Foto:Dok. Hijauku
Jakarta, TM – Komisi Pemberantasan Korupsi (KPK) mengungkap potensi kerugian negara di sektor hutan mencapai Rp175 triliun, dengan luas deforestasi sebesar 608.299 hektare.
Data tersebut diungkap oleh KPK melalui unggahan di akun resmi Instagram @official.kpk, yang dikutip Selasa (30/12).
Dalam unggahan yang sama, KPK turut merinci sejumlah perkara korupsi di sektor kehutanan yang telah ditangani oleh lembaga antirasuah tersebut, di antaranya, kasus suap kerja sama pengelolaan kawasan hutan di PT Inhutani VI dengan nilai suap mencapai Rp4,2 miliar serta mobil Rubicon.
Dua perkara lainnya meliputi suap izin alih fungsi lahan hutan lindung di Pemerintah Kabupaten Bogor dengan nilai suap sebesar Rp8,9 miliar, serta suap perizinan usaha perkebunan dan hak guna usaha di Kabupaten Buol dengan nilai suap mencapai Rp3 miliar.
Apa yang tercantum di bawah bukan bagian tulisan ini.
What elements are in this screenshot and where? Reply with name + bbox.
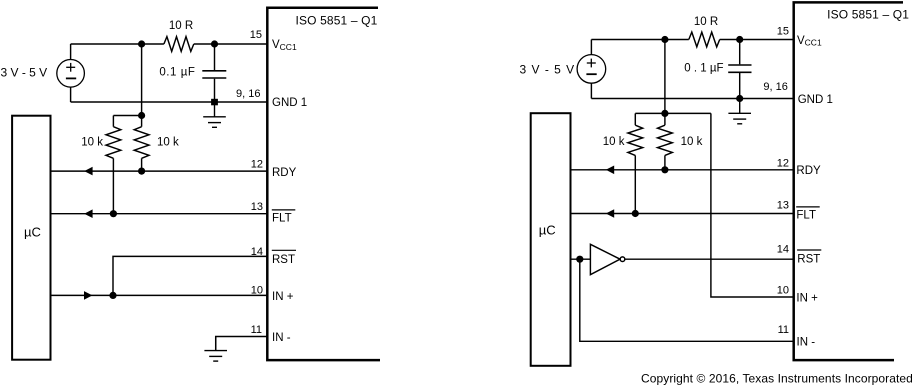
arrow from uC on IN+ (left) bbox=[84, 291, 92, 300]
junction node F (FLT / R2, left) bbox=[110, 210, 117, 217]
svg-text:14: 14 bbox=[251, 246, 263, 258]
svg-text:IN +: IN + bbox=[796, 293, 818, 305]
resistor R3 10k (left circuit, right pull-up) bbox=[134, 116, 179, 172]
wire: V1 top lead (left) bbox=[70, 44, 72, 60]
junction node M (FLT / R5, right) bbox=[632, 210, 639, 217]
svg-text:10: 10 bbox=[251, 284, 263, 296]
svg-text:3 V - 5 V: 3 V - 5 V bbox=[1, 66, 48, 80]
wire: VCC1 top rail (left) bbox=[71, 43, 268, 45]
wire: IN- net to ground (left) bbox=[216, 337, 268, 351]
wire: RDY net (left) bbox=[51, 170, 267, 172]
svg-text:µC: µC bbox=[24, 225, 41, 240]
svg-text:FLT: FLT bbox=[272, 212, 292, 224]
svg-text:10 R: 10 R bbox=[694, 16, 718, 28]
svg-text:10 k: 10 k bbox=[81, 137, 103, 149]
resistor R2 10k (left circuit, left pull-up) bbox=[81, 116, 121, 214]
ground symbol GND1 (left) bbox=[203, 102, 226, 127]
svg-text:10 k: 10 k bbox=[157, 137, 179, 149]
wire: VCC1 top rail (right) bbox=[591, 39, 793, 41]
inverter U3 (triangle with bubble) bbox=[590, 244, 624, 274]
svg-text:RDY: RDY bbox=[272, 167, 297, 179]
arrow into uC on RDY (left) bbox=[84, 167, 92, 176]
svg-text:3 V - 5 V: 3 V - 5 V bbox=[520, 62, 576, 76]
junction node G (IN+ / RST vertical, left) bbox=[109, 292, 116, 299]
wire: inverter output to RST pin (right) bbox=[625, 258, 794, 260]
junction node D (pull-up jog, left) bbox=[138, 112, 145, 119]
svg-text:10 k: 10 k bbox=[603, 136, 625, 148]
svg-text:VCC1: VCC1 bbox=[797, 35, 822, 48]
resistor R6 10k (right circuit, right pull-up) bbox=[658, 113, 703, 169]
svg-text:IN +: IN + bbox=[272, 291, 294, 303]
svg-text:13: 13 bbox=[777, 200, 789, 212]
svg-text:10 R: 10 R bbox=[169, 20, 193, 32]
svg-text:11: 11 bbox=[778, 324, 789, 336]
junction node H (VCC rail / V vertical, right) bbox=[661, 36, 668, 43]
arrow into uC on FLT (right) bbox=[606, 209, 614, 218]
voltage source V2 3V-5V (right) bbox=[577, 55, 606, 84]
wire: RDY net (right) bbox=[571, 169, 794, 171]
IC U1 ISO5851-Q1 box (left) bbox=[267, 8, 380, 360]
wire: uC output to inverter input (right) bbox=[571, 258, 591, 260]
wire: RST net (left) bbox=[113, 256, 267, 295]
junction node K (pull-up jog, right) bbox=[661, 110, 668, 117]
svg-text:VCC1: VCC1 bbox=[272, 39, 297, 52]
wire: vertical to IN+ (right) bbox=[711, 113, 794, 297]
wire: vertical from VCC rail to pull-up jog (right) bbox=[664, 40, 666, 114]
wire: FLT net (right) bbox=[571, 213, 794, 215]
voltage source V1 3V-5V (left) bbox=[57, 60, 85, 88]
svg-text:9, 16: 9, 16 bbox=[763, 81, 787, 93]
resistor R5 10k (right circuit, left pull-up) bbox=[603, 113, 643, 213]
svg-text:ISO 5851 – Q1: ISO 5851 – Q1 bbox=[827, 8, 909, 22]
wire: pull-up jog (left) bbox=[113, 115, 141, 117]
wire: GND1 bottom rail (left) bbox=[71, 101, 268, 103]
wire: V2 bottom lead (right) bbox=[590, 83, 592, 98]
svg-text:10: 10 bbox=[777, 285, 789, 297]
arrow into uC on FLT (left) bbox=[84, 209, 92, 218]
pin label FLT with overline (left) bbox=[272, 210, 296, 224]
svg-text:11: 11 bbox=[251, 324, 262, 336]
ground symbol on IN- (left) bbox=[204, 337, 227, 362]
resistor R1 10R (left) bbox=[164, 20, 194, 51]
wire: V1 bottom lead (left) bbox=[70, 87, 72, 102]
wire: IN+ net (left) bbox=[51, 294, 267, 296]
capacitor C2 0.1uF (right) bbox=[684, 40, 751, 99]
svg-text:IN -: IN - bbox=[797, 337, 816, 349]
wire: IN- net from uC branch (right) bbox=[580, 259, 794, 341]
wire: pull-up jog (right) bbox=[635, 112, 711, 114]
svg-text:0.1 µF: 0.1 µF bbox=[159, 66, 195, 78]
svg-text:12: 12 bbox=[777, 157, 789, 169]
svg-text:10 k: 10 k bbox=[681, 136, 703, 148]
junction node A (VCC rail / V1 vertical, left) bbox=[138, 40, 145, 47]
svg-text:GND 1: GND 1 bbox=[272, 97, 307, 109]
pin label RST with overline (left) bbox=[272, 250, 296, 266]
pin label FLT with overline (right) bbox=[796, 207, 820, 221]
svg-text:15: 15 bbox=[250, 29, 262, 41]
svg-text:GND 1: GND 1 bbox=[798, 94, 833, 106]
svg-text:FLT: FLT bbox=[796, 209, 816, 221]
wire: GND1 bottom rail (right) bbox=[591, 98, 793, 100]
junction node I (VCC rail / C2 top, right) bbox=[736, 36, 743, 43]
svg-text:13: 13 bbox=[251, 201, 263, 213]
wire: FLT net (left) bbox=[51, 213, 267, 215]
microcontroller block uC (left) bbox=[12, 116, 50, 360]
svg-text:ISO 5851 – Q1: ISO 5851 – Q1 bbox=[295, 13, 377, 27]
svg-text:9, 16: 9, 16 bbox=[236, 88, 260, 100]
svg-text:12: 12 bbox=[251, 159, 263, 171]
resistor R4 10R (right) bbox=[689, 16, 720, 47]
svg-text:RST: RST bbox=[272, 254, 295, 266]
svg-text:Copyright © 2016, Texas Instru: Copyright © 2016, Texas Instruments Inco… bbox=[641, 371, 913, 385]
arrow into uC on RDY (right) bbox=[606, 166, 614, 175]
svg-text:RDY: RDY bbox=[796, 165, 821, 177]
svg-text:14: 14 bbox=[777, 244, 789, 256]
IC U2 ISO5851-Q1 box (right) bbox=[794, 2, 910, 360]
pin label RST with overline (right) bbox=[797, 250, 821, 266]
wire: vertical from VCC rail to pull-up jog (left) bbox=[141, 44, 143, 116]
microcontroller block uC (right) bbox=[531, 113, 571, 366]
junction node C (GND rail / C1 bottom, square, left) bbox=[211, 99, 218, 106]
junction node E (RDY / R3, left) bbox=[138, 168, 145, 175]
svg-text:µC: µC bbox=[539, 223, 556, 238]
junction node L (RDY / R6, right) bbox=[661, 166, 668, 173]
capacitor C1 0.1uF (left) bbox=[159, 44, 226, 102]
ground symbol GND1 (right) bbox=[728, 99, 751, 124]
svg-text:0 . 1 µF: 0 . 1 µF bbox=[684, 63, 723, 75]
svg-text:IN -: IN - bbox=[272, 332, 291, 344]
junction node N (inverter input / IN- branch, right) bbox=[576, 256, 583, 263]
svg-text:15: 15 bbox=[777, 26, 789, 38]
wire: V2 top lead (right) bbox=[590, 40, 592, 55]
junction node J (GND rail / C2 bottom, right) bbox=[736, 95, 743, 102]
svg-text:RST: RST bbox=[797, 254, 820, 266]
junction node B (VCC rail / C1 top, left) bbox=[211, 40, 218, 47]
“Hutan Indonesia merupakan kawasan hutan terluas ke-8 di dunia atau setara dengan 2% dari total luas hutan global. Dengan kekayaan alam tersebut, diperlukan komitmen dan kolaborasi dari seluruh pihak untuk menjaga kelestarian hutan dari ulah para “tangan kotor”,” tegas KPK.
Baca Juga: Buruh Gelar Aksi Demo Tolak Besaran Upah Minimum Provinsi 2026
Sebagai langkah pencegahan, KPK meluncurkan dashboard JAGA HUTAN yang dapat diakses melalui laman jaga.id. Dashboard tersebut menyediakan ruang diskusi terkait pengelolaan kawasan hutan, sekaligus kanal pelaporan bagi masyarakat yang menemukan dugaan korupsi di sektor kehutanan.